Но вот теперь они, ее дети, приехали, к умирающей матери, вызванные телеграммой младшего сына Михаила. Приехали и ... не поняли ничего. Не поняли, почему это мать вдруг «ожила» (а она-то, уже нездешняя, последние силы собрала для главной материнской радости - слышать и видеть своих детей всех вместе в родном гнезде). Так предсмертные дни матери станут для них, ее детей, своеобразным испытанием, которое, увы, они не выдержат, потому как чужды друг другу, потому как не любят говорить и думать о смерти, потому как все время спешат и каждый на свой лад, но оказывается человеком разрушенным. А мать их умирающая, напротив, до этой самой последней черты смогла сохранить непорушенным и чистым свой внутренний мир. Сохранить святое место, «красный угол» веры в душе своей. Она не творила зла пред лицом Господа. Она не дала всему трудному и земному посрамить то столпничество духа, которое жило в ней, в ее такой простейшей и, казалось бы, скудной судьбе. И вот, когда плоть истончилась совсем, ее живая душа и плоть воздвигли для последнего любования своими детьми - главными плодами земной жизни матери. Но дети снова ничего не поняли, заводя такие неуместные и крикливые разговоры о чистых простынях и плохом уходе, о грубости Михаила, который единст-венный остался в деревне при матери, и еще - о ее, матери, ненужном выздоровлении. Поговорили, выполнили свой формальный долг и бодро уехали обратно. И в ту же ночь старуха Анна умерла - ей больше незачем было жить.
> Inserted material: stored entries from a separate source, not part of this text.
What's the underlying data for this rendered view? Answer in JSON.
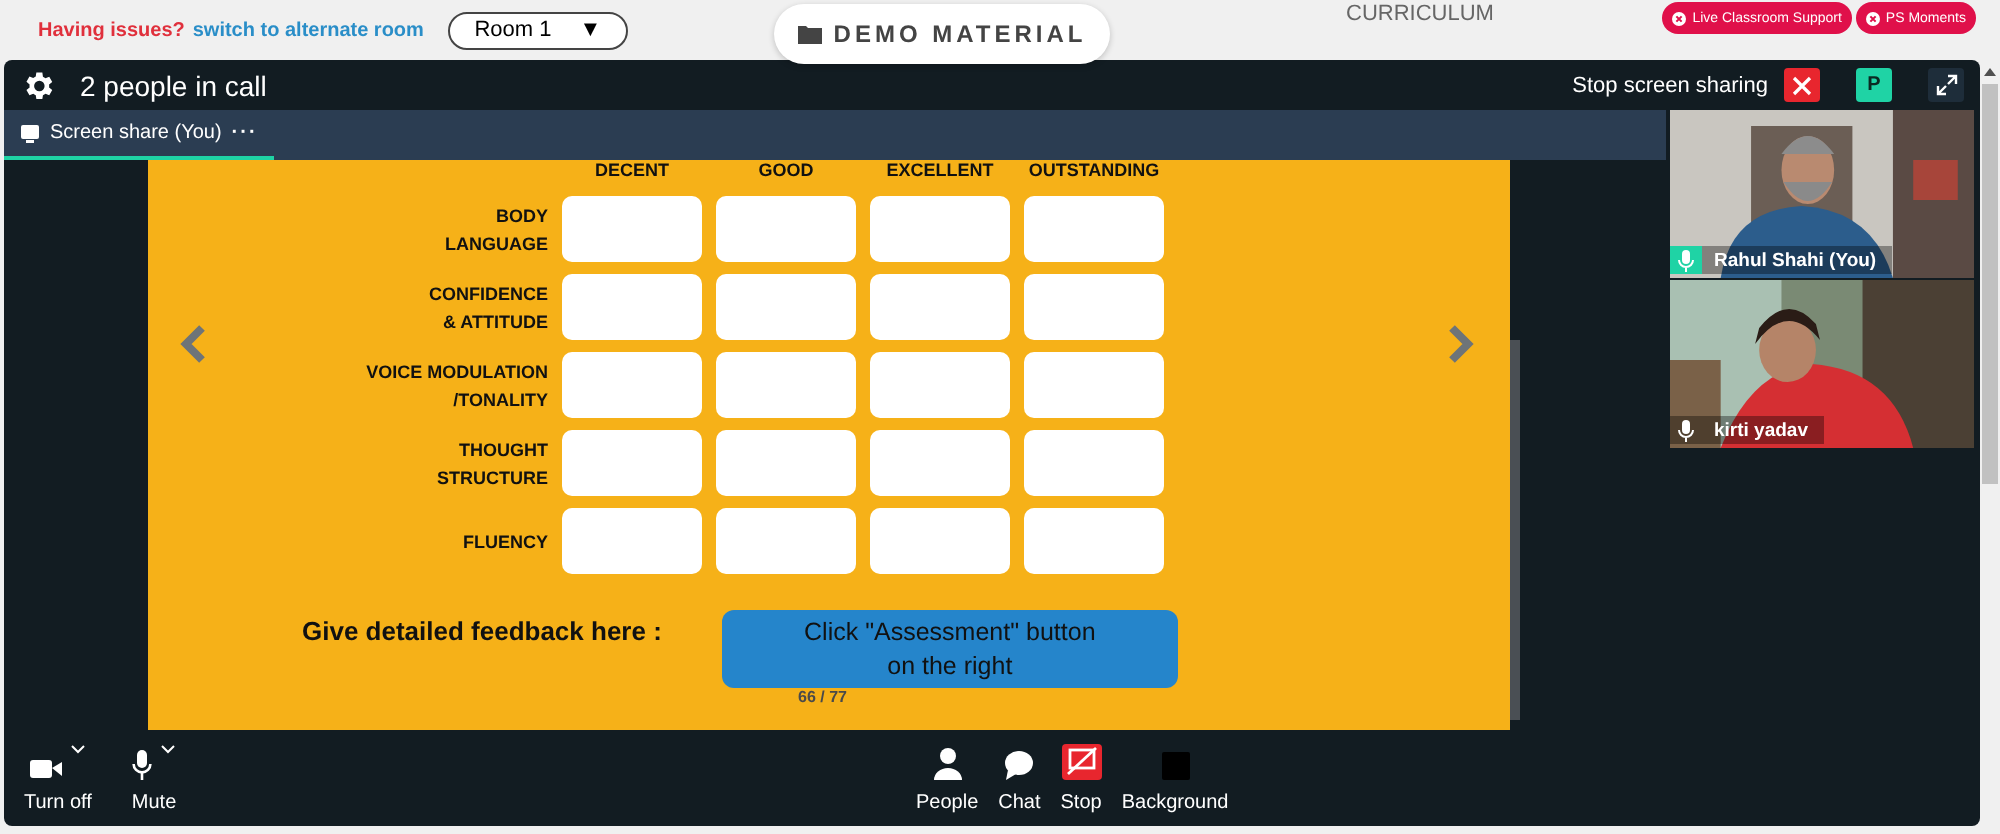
{
  "top_bar": {
    "issue_text": "Having issues?",
    "switch_link": "switch to alternate room",
    "room_select": "Room 1",
    "room_caret": "▼",
    "demo_button": "DEMO MATERIAL",
    "curriculum": "CURRICULUM",
    "badges": [
      "Live Classroom Support",
      "PS Moments"
    ]
  },
  "call": {
    "title": "2 people in call",
    "stop_sharing": "Stop screen sharing",
    "avatar": "P"
  },
  "tab": {
    "label": "Screen share (You)",
    "more": "···",
    "selected": true
  },
  "slide": {
    "columns": [
      "DECENT",
      "GOOD",
      "EXCELLENT",
      "OUTSTANDING"
    ],
    "rows": [
      "BODY\nLANGUAGE",
      "CONFIDENCE\n& ATTITUDE",
      "VOICE MODULATION\n/TONALITY",
      "THOUGHT\nSTRUCTURE",
      "FLUENCY"
    ],
    "feedback_label": "Give detailed feedback here :",
    "assessment_note": "Click \"Assessment\" button\non the right",
    "page": "66 / 77"
  },
  "participants": [
    {
      "name": "Rahul Shahi (You)",
      "speaking": true,
      "kind": "man"
    },
    {
      "name": "kirti yadav",
      "speaking": false,
      "kind": "woman"
    }
  ],
  "toolbar_left": [
    {
      "kind": "camera",
      "label": "Turn off"
    },
    {
      "kind": "mic",
      "label": "Mute"
    }
  ],
  "toolbar_center": [
    {
      "kind": "people",
      "label": "People"
    },
    {
      "kind": "chat",
      "label": "Chat"
    },
    {
      "kind": "stop",
      "label": "Stop"
    },
    {
      "kind": "background",
      "label": "Background"
    }
  ]
}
Не знаю, но, кажется, такие вот простые жизни у нас все еще можно встретить. И мы, такие многознающие и многовидящие, будто и завидуем им - той цельности, той высоте и смыслу, что есть в них. Вот не было у Анны ни «духа противоречия» в жизни, ни бурных чувств, не было прав и свобод, как у детей ее, как у нас. А потому не поняла бы она никогда и «права» на «свободное вероисповедание» (по сути, предполагающее возможность и Бога менять по прихоти или по идее); как никогда не воспользовалась она возможностью переменить судьбу. У нее-то всю жизнь были все больше обязанности, природные женские вечные обязанности. Она продлила род. Она продлила народ. Именно такие судьбы русских женщин (Мирониха - засл. арт. России Людмила Слабунова - ее сердечная и старая подружка из той же породы. Встречи двух старух сыграны актрисами с особой тонкостью давно понимающих и навсегда верных друг другу людей) поражают простотой невероятной и значительной. Они лучше помогают понять нам и самих себя в своем национальном существе. И уже тогда, в семидесятые годы прошлого века, Валентин Распутин услышал это тревожное расхождение внутри семьи и дома, эту несовместимость друг с другом, надрыв и разлад. И бесконечно жаль, что в детях больше нет общих представлений о жизни, нет теплого родства, куда-то исчезает и дар отзывчивости. Пожалуй, только Михаил и его семья, живущие при матери, тоньше и совестливее переживают ее исход из земного бытия среди все тех же родных стен простой деревенской избы, с привычными запахами дома и двора, с чутко, на слух, улавливаемыми событиями улицы.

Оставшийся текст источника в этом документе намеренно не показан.